Downtown had the pleasure of speaking with Mr. Brinkman –- who launched Climate Chaos in Manhattan on Feb. 25 -– in the midst of his residency. In addition to the info found on his official website, Baba can be followed on Twitter.

How’d you choose the SoHo Playhouse for your new show?

Baba Brinkman: The SoHo Playhouse artistic director Darren Lee Cole played a major role in bringing the show to fruition. I brought it to him as an idea about a year ago, before I even had a script, and he worked with me to direct and produce it and workshop various drafts. It was really a collaboration from the ground up. I chose the SoHo Playhouse both because I love the space and also because I’ve worked with Darren in the past and appreciate the directing talent he brings to the table.

Had you attended anything at the SoHo Playhouse prior to booking your first residency there?

B: This is the fifth show I’ve had produced at the SoHo Playhouse in the past five years, but when I first started there with Rap Guide To Evolution in 2011, I rehearsed and performed in the space before seeing anything else there. So it was definitely just an appreciation of the intimacy and old school charm of the place that drew me at first.

How would you describe the Rap Guide To Climate Chaos to someone not yet familiar?

B: Imagine how much fun it’s possible to have while confronting the threat of a looming global crisis, and it’s more fun than that. The show is all about the causes and consequences of global warming, and what we can do about it, but it feels more like a cross between stand-up comedy and a rap concert rather than a lecture.

B4Ideally, what message do you want the audience to come away with after seeing the show?

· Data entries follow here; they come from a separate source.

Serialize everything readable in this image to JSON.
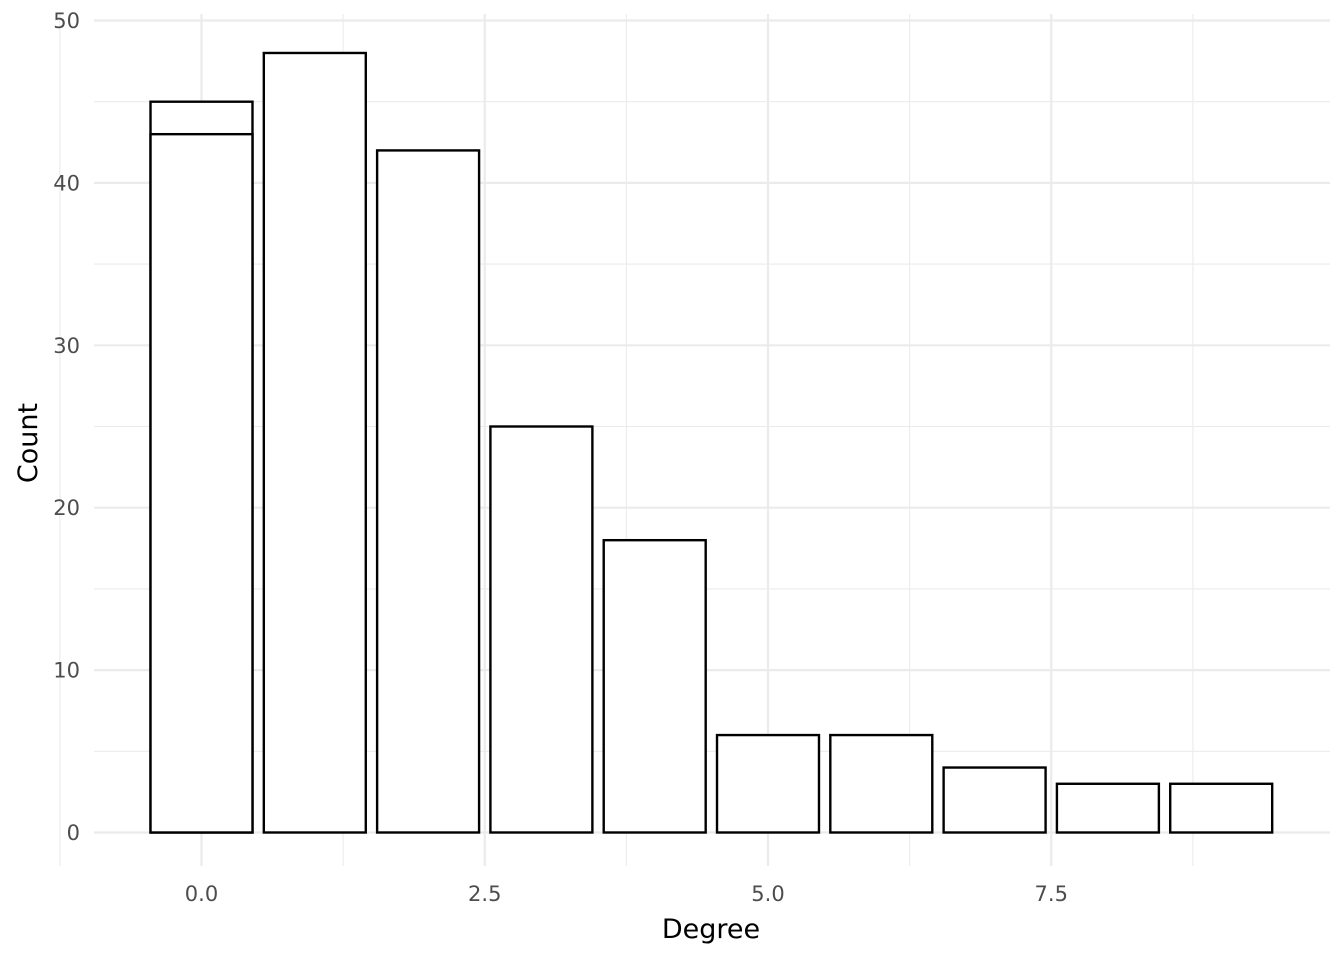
{
  "chart_data": {
    "type": "bar",
    "xlabel": "Degree",
    "ylabel": "Count",
    "xlim": [
      -1,
      10
    ],
    "ylim": [
      0,
      50
    ],
    "x_ticks": [
      0.0,
      2.5,
      5.0,
      7.5
    ],
    "x_tick_labels": [
      "0.0",
      "2.5",
      "5.0",
      "7.5"
    ],
    "y_ticks": [
      0,
      10,
      20,
      30,
      40,
      50
    ],
    "y_tick_labels": [
      "0",
      "10",
      "20",
      "30",
      "40",
      "50"
    ],
    "grid": true,
    "bar_width": 0.9,
    "fill_color": "#ffffff",
    "outline_color": "#000000",
    "bars": [
      {
        "x": 0,
        "value": 43
      },
      {
        "x": 0,
        "value": 45
      },
      {
        "x": 1,
        "value": 48
      },
      {
        "x": 2,
        "value": 42
      },
      {
        "x": 3,
        "value": 25
      },
      {
        "x": 4,
        "value": 18
      },
      {
        "x": 5,
        "value": 6
      },
      {
        "x": 6,
        "value": 6
      },
      {
        "x": 7,
        "value": 4
      },
      {
        "x": 8,
        "value": 3
      },
      {
        "x": 9,
        "value": 3
      }
    ]
  }
}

B: I want audiences to feel the urgency and risk involved with climate change, the personal stakes and the scale of the problem. But I also want them to be energized to take action and push for solutions, especially policy-level solutions. One of the reasons we’ve been so slow to respond to climate change, is that people are resistant to pricing carbon and using market instruments to help reduce greenhouse gas emissions. I want them to take a close look at those ideas and make an informed choice, and I hope I can get a few more people to consider something that has so far been unpopular but is really the only viable way forward.

Was there a particular artist or album that inspired you to make hip hop that was smart and/or educational?

B: It was a combination of different artists who were bringing really thoughtful lyrics: Mos Def and Talib Kweli, The Roots, A Tribe Called Quest, Blackalicious, Atmosphere, De La Soul. There has never been much good hip-hop out there that is overtly-educational, but there are lots of very smart rappers who drop knowledge in their songs. So in a way, I’m trying to do something that no one has pulled off before. Whether I’m actually pulling it off or not depends entirely on how people respond and how far my music reaches.

When Leonardo DiCaprio gave his climate-related speech at this year’s Oscars, did your phone start going off immediately?

B: I had a number of people reach out and say “did you hear that?!” for sure, and I was proud to hear climate shouted out from such a major platform. The more mainstream climate awareness becomes, the better chance we have of averting disaster.

What’s the worst butchering of your name that you’ve seen in a publication? Anything related to Bababooey, Giant Baba, or Baba O’Reilly?

B: The one that irks me the most is Bubba — don’t go there.

I hear that you’ll be putting out an album version of the show at some point. How do the album and show compare?

B: The album and the show contain the same collection of songs, but I rewrite the lyrics for the album since there are lots of scenes in the show where I’m addressing the audience directly and interacting with them in a way that doesn’t translate to an album. I’m also collaborating with some amazing singers, musicians, turntablists, etc., who are bringing a new level of soul and hip-hop flavor to the album. It’s in production right now and I’m aiming to release it this summer.

Once you’re done with your New York City run, what’s ahead for Baba Brinkman?

B: I’m getting some tour bookings for Rap Guide To Climate Chaos right now, so I’d love to take it around the country, especially in an election year. I’m also working on a new show about Artificial Intelligence that I hope to unveil soon.

B1Is another New York City run possible?

B: I hope so! First thing’s first, which is to get as many people as possible to come and see Climate Chaos while it’s still playing.

When you’re not busy with your career, how do you like to spend your free time?

B: I have a two-year old daughter, so when I’m not working I’m mostly spending time with her and my wife. Having a child really drives home the generational inequity of climate change as well. We’re causing the problem, and they will have to deal with the fallout.

Finally, Baba, any last words for the kids?

B: Ask your parents what they are doing about climate change, and let them know why it’s important to you. And pay attention to science, because without it you really won’t understand what’s going on.